SINNFRAGE 

Wer wir sind, was wir sind, was ist aus uns geworden, was wird mit uns sein?

Aus Pfotzies Memoiren:

"Ich war ängstlich. Wieder einmal war ich der Neue, ein Fremdkörper, ein Furunkel am Gesäß einer eingeschworenen Klassengemeinschaft. Und davor hatte ich Angst. Wer ist schon gern ein Furunkel? Meine Erfahrungen mit diesem Existenzzustand waren nicht gerade die Besten gewesen. Was mich wohl erwarten würde?
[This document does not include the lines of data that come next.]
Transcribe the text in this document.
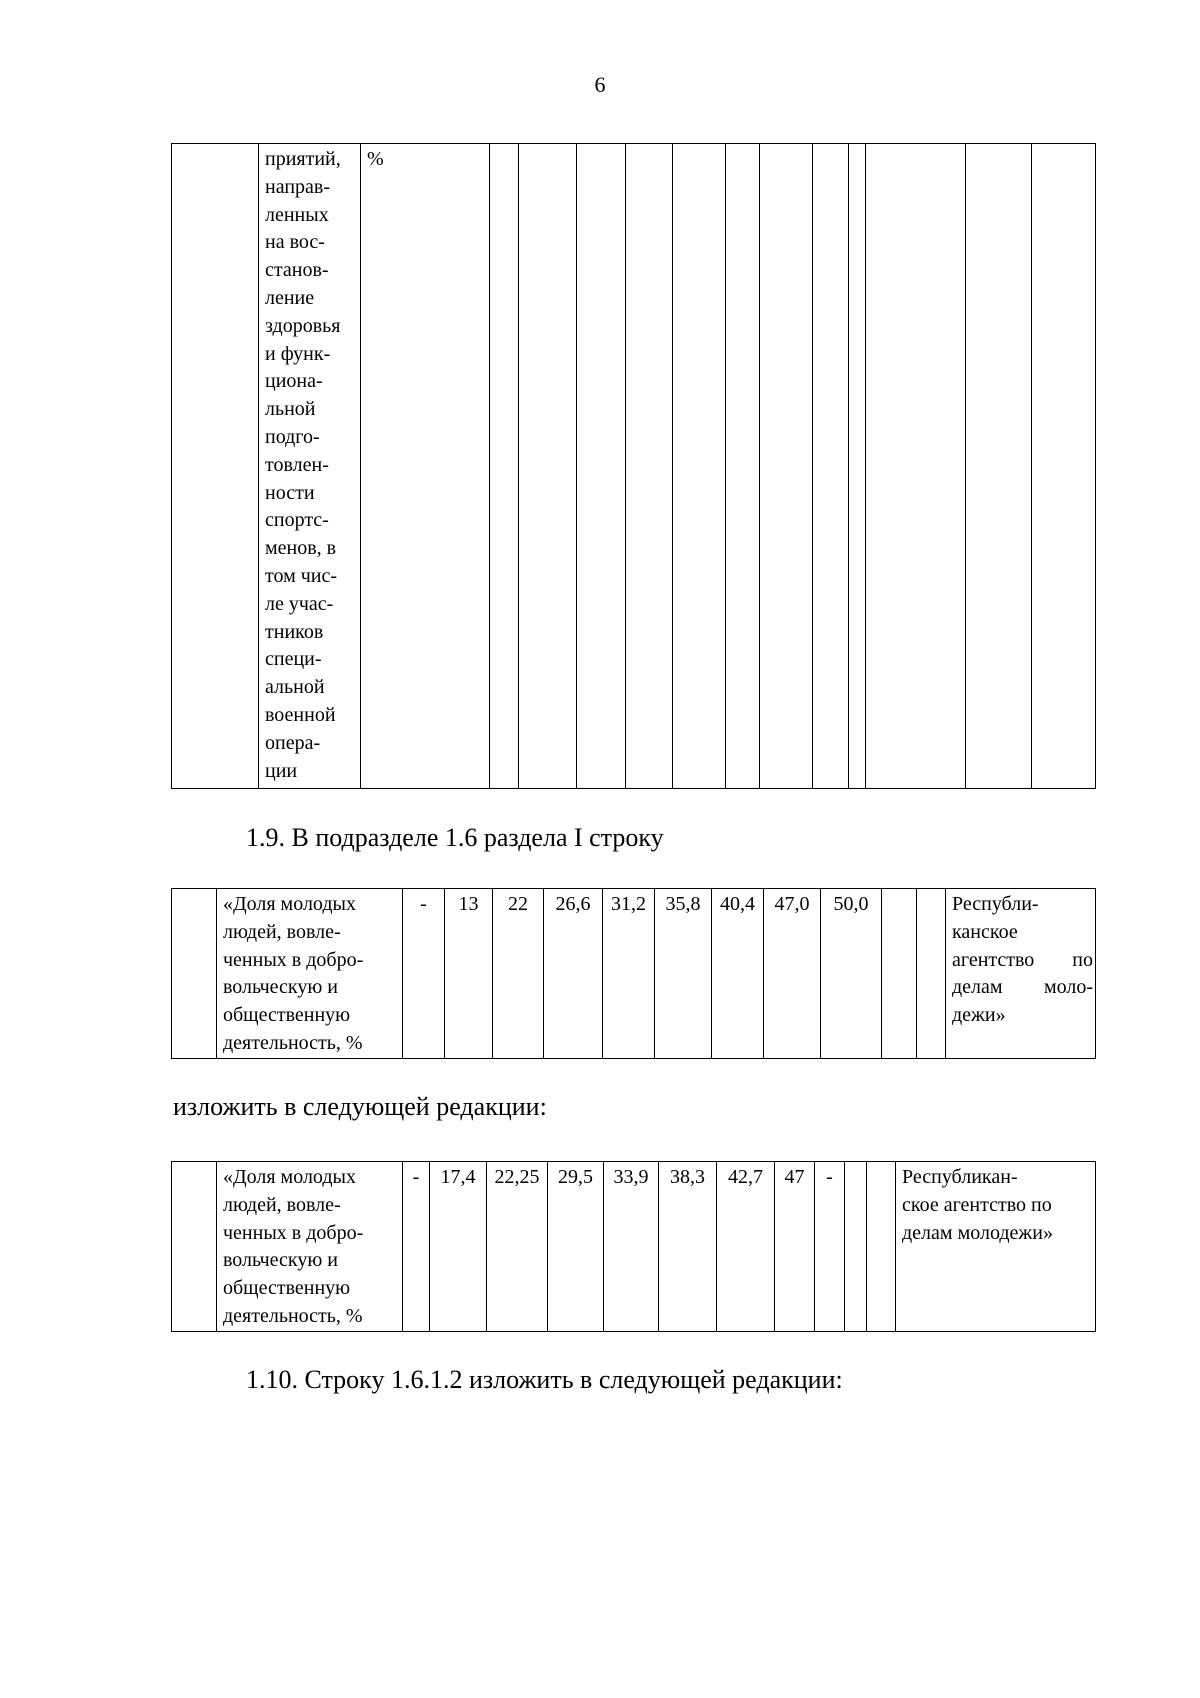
6

приятий,
направ-
ленных
на вос-
станов-
ление
здоровья
и функ-
циона-
льной
подго-
товлен-
ности
спортс-
менов, в
том чис-
ле учас-
тников
специ-
альной
военной
опера-
ции
	%												
1.9. В подразделе 1.6 раздела I строку

«Доля молодых
людей, вовле-
ченных в добро-
вольческую и
общественную
деятельность, %
	-	13	22	26,6	31,2	35,8	40,4	47,0	50,0			Республи-
канское
агентство по
делам моло-
дежи»
изложить в следующей редакции:

«Доля молодых
людей, вовле-
ченных в добро-
вольческую и
общественную
деятельность, %
	-	17,4	22,25	29,5	33,9	38,3	42,7	47	-			Республикан-
ское агентство по
делам молодежи»
1.10. Строку 1.6.1.2 изложить в следующей редакции:
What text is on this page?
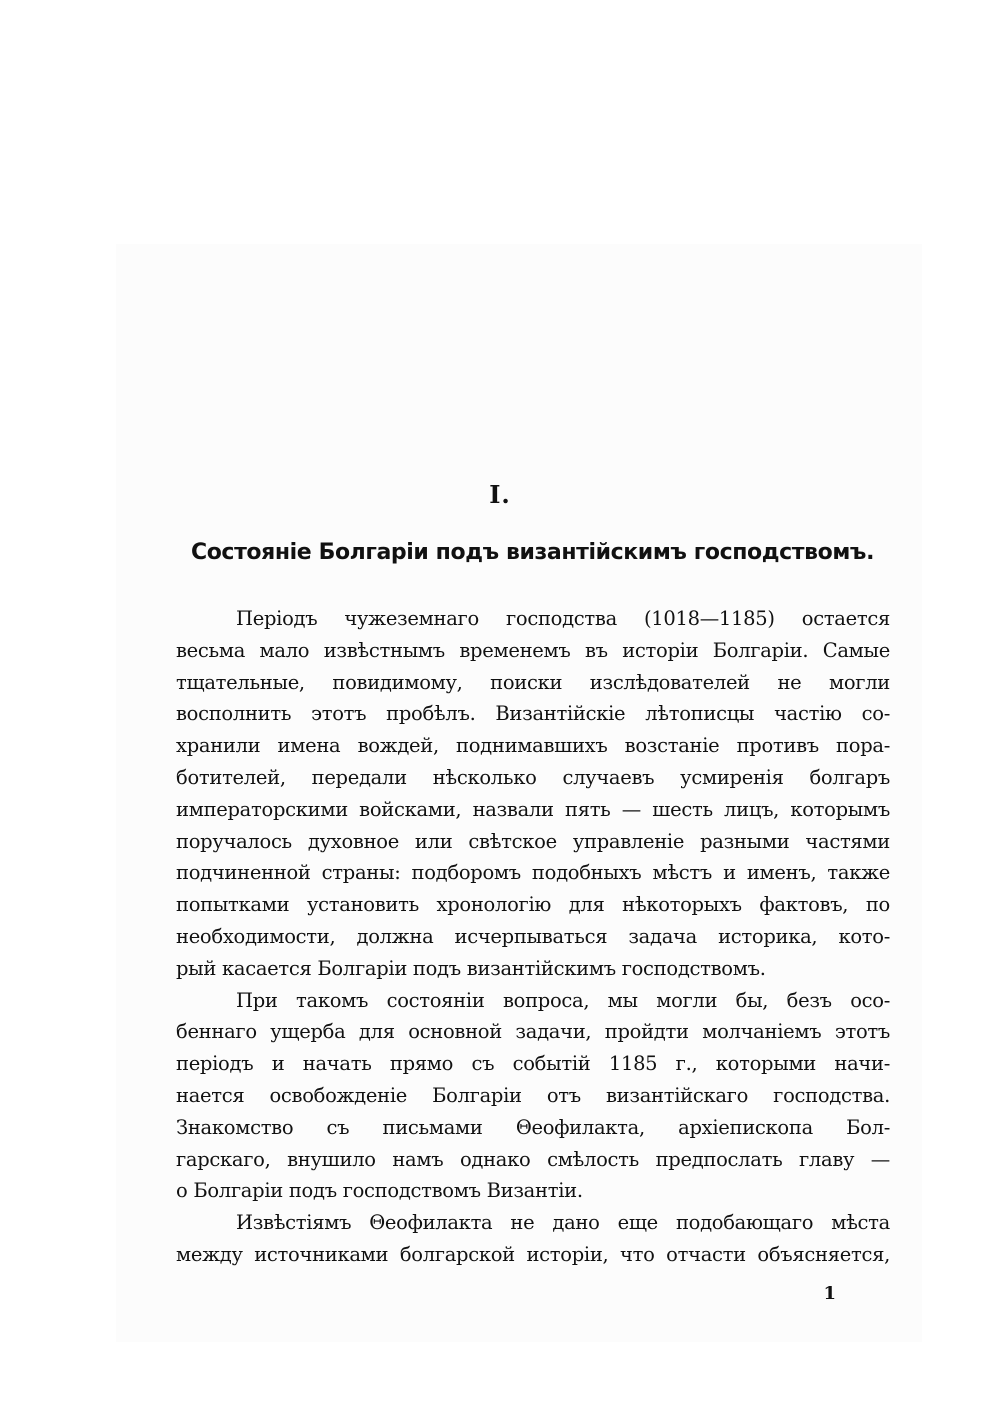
I.
Состояніе Болгаріи подъ византійскимъ господствомъ.
Періодъ чужеземнаго господства (1018—1185) остается
весьма мало извѣстнымъ временемъ въ исторіи Болгаріи. Самые
тщательные, повидимому, поиски изслѣдователей не могли
восполнить этотъ пробѣлъ. Византійскіе лѣтописцы частію со-
хранили имена вождей, поднимавшихъ возстаніе противъ пора-
ботителей, передали нѣсколько случаевъ усмиренія болгаръ
императорскими войсками, назвали пять — шесть лицъ, которымъ
поручалось духовное или свѣтское управленіе разными частями
подчиненной страны: подборомъ подобныхъ мѣстъ и именъ, также
попытками установить хронологію для нѣкоторыхъ фактовъ, по
необходимости, должна исчерпываться задача историка, кото-
рый касается Болгаріи подъ византійскимъ господствомъ.
При такомъ состояніи вопроса, мы могли бы, безъ осо-
беннаго ущерба для основной задачи, пройдти молчаніемъ этотъ
періодъ и начать прямо съ событій 1185 г., которыми начи-
нается освобожденіе Болгаріи отъ византійскаго господства.
Знакомство съ письмами Θеофилакта, архіепископа Бол-
гарскаго, внушило намъ однако смѣлость предпослать главу —
о Болгаріи подъ господствомъ Византіи.
Извѣстіямъ Θеофилакта не дано еще подобающаго мѣста
между источниками болгарской исторіи, что отчасти объясняется,
1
Schüchtern stellte ich mich an die Fensterbank gegenüber der Klassentür. Die Tür war fast geschlossen, aber der Lärm aus dem Inneren hatte nur wenig Mühe an mein Ohr zu branden. Sollte ich es wagen, einfach hinein zu gehen? Schlimmer konnte es nicht kommen, dachte ich. Beherzt wollte ich an die Tür treten, als diese von innen aufgestoßen wurde. Zwei raufende Halbstarke hatten sie im Eifer ihres Gefechts geöffnet. Was ich durch die nun weit geöffnete Tür zu sehen bekam, verblüffte mich leidlich. Da saßen plappernde Mädchen, da rauften mehrere Jungs miteinander, irgendwelche Gegenstände flogen durch die Luft, und der Lärmpegel war enorm. Ich wagte es, den Kopf durch die Türzarge in das Inferno zu richten. Aus der hintersten Ecke hörte ich nur einen Schrei:  "Deckuuung!"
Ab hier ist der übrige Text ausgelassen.